Tom peeks out of his diary. "I'll second that."
"Quiet you," Chibi Raistlin says and ties the diary shut with twine.
Chibi Draco once again turns to the audience. "Please save our authoress! We like her and for all her insanity, she treats us muses very well! She is upset because she puts a lot of effort into her fics and no one tells her how she's doing! It makes her feel like her work isn't worth the effort to continue."
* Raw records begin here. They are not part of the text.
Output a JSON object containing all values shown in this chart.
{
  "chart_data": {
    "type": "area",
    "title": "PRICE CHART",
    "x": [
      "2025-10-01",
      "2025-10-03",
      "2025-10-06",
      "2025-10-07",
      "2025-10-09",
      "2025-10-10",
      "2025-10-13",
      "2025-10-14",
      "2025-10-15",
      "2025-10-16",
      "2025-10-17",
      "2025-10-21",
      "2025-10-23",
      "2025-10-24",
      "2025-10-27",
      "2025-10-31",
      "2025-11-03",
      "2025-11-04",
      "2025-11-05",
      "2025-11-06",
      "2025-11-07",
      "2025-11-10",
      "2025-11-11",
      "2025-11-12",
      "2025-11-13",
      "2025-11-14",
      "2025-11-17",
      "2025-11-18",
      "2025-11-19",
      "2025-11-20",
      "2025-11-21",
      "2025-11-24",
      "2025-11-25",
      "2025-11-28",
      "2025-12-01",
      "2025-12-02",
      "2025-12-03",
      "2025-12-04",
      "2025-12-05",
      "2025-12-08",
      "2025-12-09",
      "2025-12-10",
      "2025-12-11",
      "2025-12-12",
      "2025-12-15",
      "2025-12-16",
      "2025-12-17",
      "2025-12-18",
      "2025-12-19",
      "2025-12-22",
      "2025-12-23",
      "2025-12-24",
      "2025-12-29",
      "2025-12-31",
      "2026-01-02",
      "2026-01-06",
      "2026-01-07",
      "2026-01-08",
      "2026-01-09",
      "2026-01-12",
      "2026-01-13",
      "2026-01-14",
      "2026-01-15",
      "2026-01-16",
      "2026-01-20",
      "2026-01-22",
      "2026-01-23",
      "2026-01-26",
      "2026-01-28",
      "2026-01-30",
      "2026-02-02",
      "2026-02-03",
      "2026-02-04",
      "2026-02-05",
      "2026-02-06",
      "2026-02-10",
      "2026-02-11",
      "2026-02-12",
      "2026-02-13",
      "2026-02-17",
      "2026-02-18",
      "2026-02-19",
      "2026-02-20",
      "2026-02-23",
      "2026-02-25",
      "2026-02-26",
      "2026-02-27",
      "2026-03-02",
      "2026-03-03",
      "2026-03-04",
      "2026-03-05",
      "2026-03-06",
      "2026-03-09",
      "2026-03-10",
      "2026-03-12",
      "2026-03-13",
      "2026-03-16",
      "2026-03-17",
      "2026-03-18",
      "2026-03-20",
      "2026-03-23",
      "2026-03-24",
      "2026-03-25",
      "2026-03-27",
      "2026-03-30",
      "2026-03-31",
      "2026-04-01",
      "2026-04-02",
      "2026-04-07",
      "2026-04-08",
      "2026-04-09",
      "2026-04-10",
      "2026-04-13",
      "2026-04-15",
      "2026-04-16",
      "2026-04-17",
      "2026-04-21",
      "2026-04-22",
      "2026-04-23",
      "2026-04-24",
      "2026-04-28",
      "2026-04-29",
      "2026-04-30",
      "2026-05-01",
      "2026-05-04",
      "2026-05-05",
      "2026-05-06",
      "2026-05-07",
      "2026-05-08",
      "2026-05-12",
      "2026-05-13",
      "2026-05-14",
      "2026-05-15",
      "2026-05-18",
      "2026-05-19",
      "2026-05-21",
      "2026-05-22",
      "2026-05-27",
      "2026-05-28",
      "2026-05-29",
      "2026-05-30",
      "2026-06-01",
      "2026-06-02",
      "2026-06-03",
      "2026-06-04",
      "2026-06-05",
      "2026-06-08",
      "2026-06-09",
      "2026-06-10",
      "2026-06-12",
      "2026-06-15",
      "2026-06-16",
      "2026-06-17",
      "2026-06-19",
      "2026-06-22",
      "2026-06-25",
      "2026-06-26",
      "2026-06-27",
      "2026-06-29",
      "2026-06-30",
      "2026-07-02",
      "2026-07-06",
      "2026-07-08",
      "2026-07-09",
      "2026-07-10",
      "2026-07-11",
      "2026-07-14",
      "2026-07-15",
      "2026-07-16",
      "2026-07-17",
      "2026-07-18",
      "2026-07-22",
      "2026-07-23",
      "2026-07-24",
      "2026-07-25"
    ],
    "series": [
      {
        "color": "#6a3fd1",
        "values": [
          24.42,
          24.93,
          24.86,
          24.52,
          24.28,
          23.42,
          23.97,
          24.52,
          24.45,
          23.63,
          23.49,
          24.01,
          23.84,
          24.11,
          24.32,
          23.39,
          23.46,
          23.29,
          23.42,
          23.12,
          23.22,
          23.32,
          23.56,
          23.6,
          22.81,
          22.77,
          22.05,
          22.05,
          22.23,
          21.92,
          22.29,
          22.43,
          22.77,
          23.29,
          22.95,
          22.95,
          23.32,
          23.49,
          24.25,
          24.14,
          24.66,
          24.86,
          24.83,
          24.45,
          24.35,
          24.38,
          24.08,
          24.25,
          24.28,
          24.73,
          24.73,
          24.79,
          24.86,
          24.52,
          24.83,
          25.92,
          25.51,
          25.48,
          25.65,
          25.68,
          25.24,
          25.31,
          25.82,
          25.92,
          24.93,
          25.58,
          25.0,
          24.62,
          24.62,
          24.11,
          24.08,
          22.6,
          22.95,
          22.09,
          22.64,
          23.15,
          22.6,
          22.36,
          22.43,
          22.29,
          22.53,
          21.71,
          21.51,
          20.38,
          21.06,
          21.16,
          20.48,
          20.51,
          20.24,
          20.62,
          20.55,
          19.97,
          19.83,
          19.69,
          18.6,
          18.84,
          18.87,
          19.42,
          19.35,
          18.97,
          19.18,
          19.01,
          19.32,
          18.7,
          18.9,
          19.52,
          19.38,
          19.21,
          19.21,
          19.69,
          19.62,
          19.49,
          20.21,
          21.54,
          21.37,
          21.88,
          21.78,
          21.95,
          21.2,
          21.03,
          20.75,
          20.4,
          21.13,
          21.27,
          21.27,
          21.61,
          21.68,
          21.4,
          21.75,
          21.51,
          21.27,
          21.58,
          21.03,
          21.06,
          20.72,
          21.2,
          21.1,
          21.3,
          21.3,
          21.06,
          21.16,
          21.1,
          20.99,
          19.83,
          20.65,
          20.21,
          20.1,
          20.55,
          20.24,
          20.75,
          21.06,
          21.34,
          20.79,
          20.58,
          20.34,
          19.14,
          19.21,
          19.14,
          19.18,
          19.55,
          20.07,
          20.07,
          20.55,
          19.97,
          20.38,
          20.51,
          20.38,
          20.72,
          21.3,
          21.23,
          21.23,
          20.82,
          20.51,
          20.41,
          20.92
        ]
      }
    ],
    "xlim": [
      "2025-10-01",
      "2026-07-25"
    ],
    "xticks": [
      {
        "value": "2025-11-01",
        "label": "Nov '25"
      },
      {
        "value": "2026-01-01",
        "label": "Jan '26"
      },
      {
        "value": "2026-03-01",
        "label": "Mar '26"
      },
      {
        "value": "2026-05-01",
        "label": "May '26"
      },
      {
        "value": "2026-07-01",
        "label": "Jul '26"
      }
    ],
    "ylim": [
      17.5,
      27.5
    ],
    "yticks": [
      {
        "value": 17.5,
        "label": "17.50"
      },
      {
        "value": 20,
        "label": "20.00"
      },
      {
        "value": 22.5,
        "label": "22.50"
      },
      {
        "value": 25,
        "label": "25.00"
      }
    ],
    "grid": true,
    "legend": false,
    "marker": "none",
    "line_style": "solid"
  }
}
"And if she doesn't continue, we muses cease to exist," Chibi Raistlin says slowly. "The fics will hang, unfinished and lost in the archives, continued only in flights of fancy when she is bored. If the fics stop, her artwork stops too. Her art comes as much from the fic as the fic comes from her art."
Chibi Draco sniffles. "I like my chibi-sketches. They were funny."
"There, there," Chibi Raistlin sighs, petting him on the shoulder. "We've done all we can."
RaistlinofMetallica gleefully has Harry crash into a rogue bludger. "Imperi-oooo!"